Question

The diameter of a wire of length 100 cm is measured with the help of a screw gauge. The main scale reading is 1 mm and circular scale is reading is 25. Pitch of the screw gauge is 1 mm and the total number of divisions on the circular scale is 100. This wire is used in an experiment of determination of Young's modulus of a wire by Searle's method. The following data is available: elongation in the wire I = 0.125 cm under the tension of 50 N, least count for measuring normal length of wire is 0.4 cm and for elongation in the wire is 0.005 cm. The maximum error(in %) in the calculating value of Young's modulus (Y), assuming that the force is measured very accurately, is

• A. 6.0
• B. 5.0
• C. 4.0
• D. 3.0

Answer 1

Answer: (A)

6.0

Answer 2

The formula for Young's modulus is $Y = \frac{FL}{Al}$, where $A = \frac{\pi d^2}{4}$. Thus, $Y = \frac{4FL}{\pi d^2 l}$. The maximum percentage error in Y, assuming force F is accurate, is given by $\frac{\Delta Y}{Y} \times 100\% = \left(\frac{\Delta L}{L} + 2\frac{\Delta d}{d} + \frac{\Delta l}{l}\right) \times 100\%$. The diameter $d$ is calculated from screw gauge readings: $d = 0.125$ cm with an error $\Delta d = 0.001$ cm.
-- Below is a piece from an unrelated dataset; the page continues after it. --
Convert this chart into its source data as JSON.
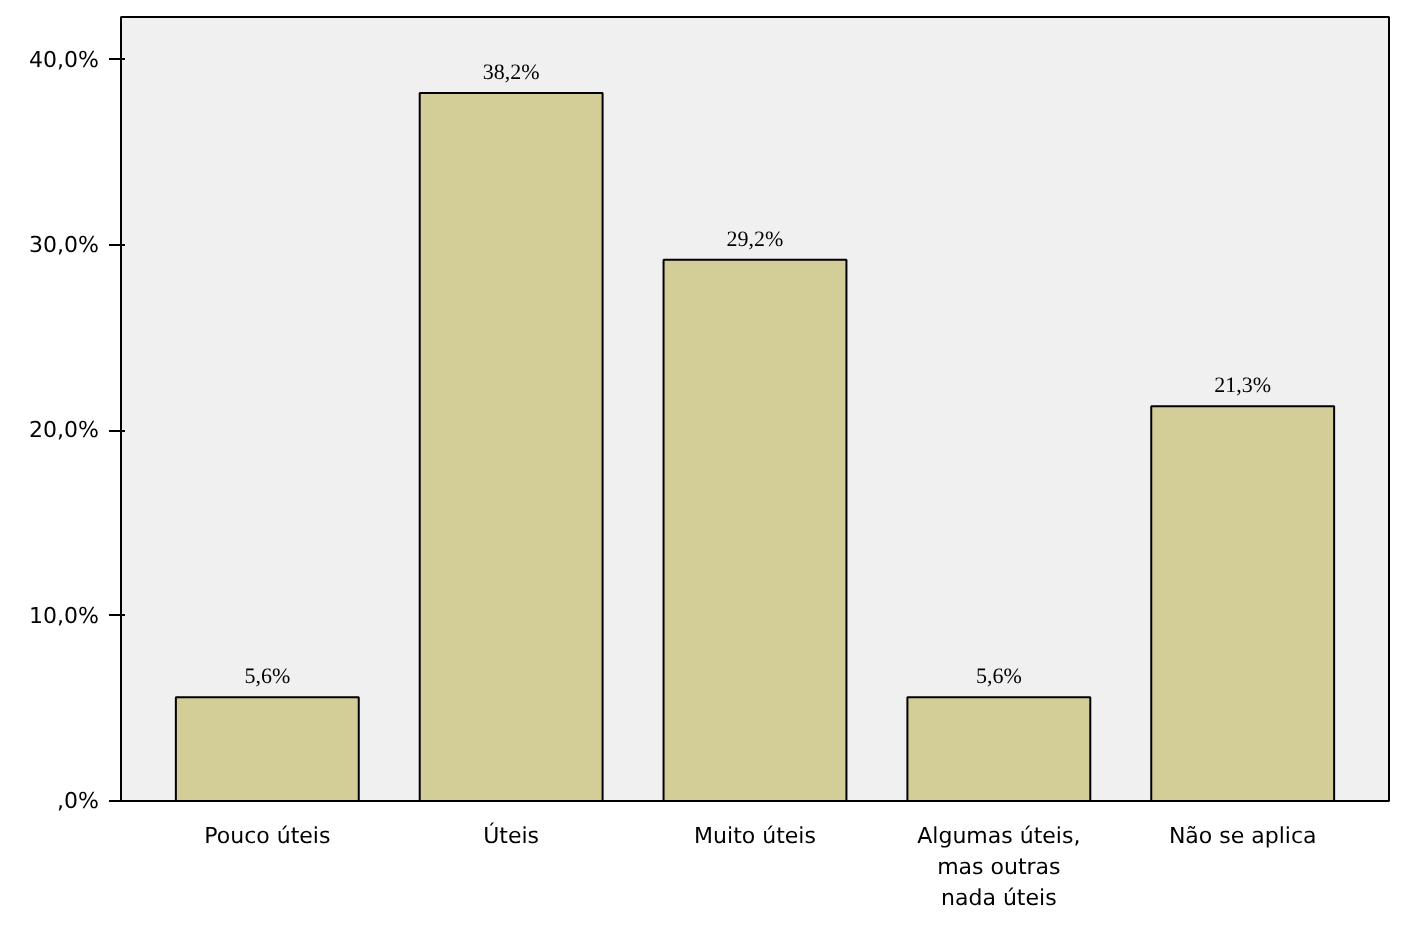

The relative error is $\frac{\Delta d}{d} = \frac{0.001}{0.125} = 0.008$. The length $L = 100$ cm with error $\Delta L = 0.4$ cm, so $\frac{\Delta L}{L} = \frac{0.4}{100} = 0.004$. The elongation $l = 0.125$ cm with error $\Delta l = 0.005$ cm, so $\frac{\Delta l}{l} = \frac{0.005}{0.125} = 0.04$. Substituting these values: $\frac{\Delta Y}{Y} \times 100\% = (0.004 + 2 \times 0.008 + 0.04) \times 100\% = (0.004 + 0.016 + 0.04) \times 100\% = 0.060 \times 100\% = 6.0\%$.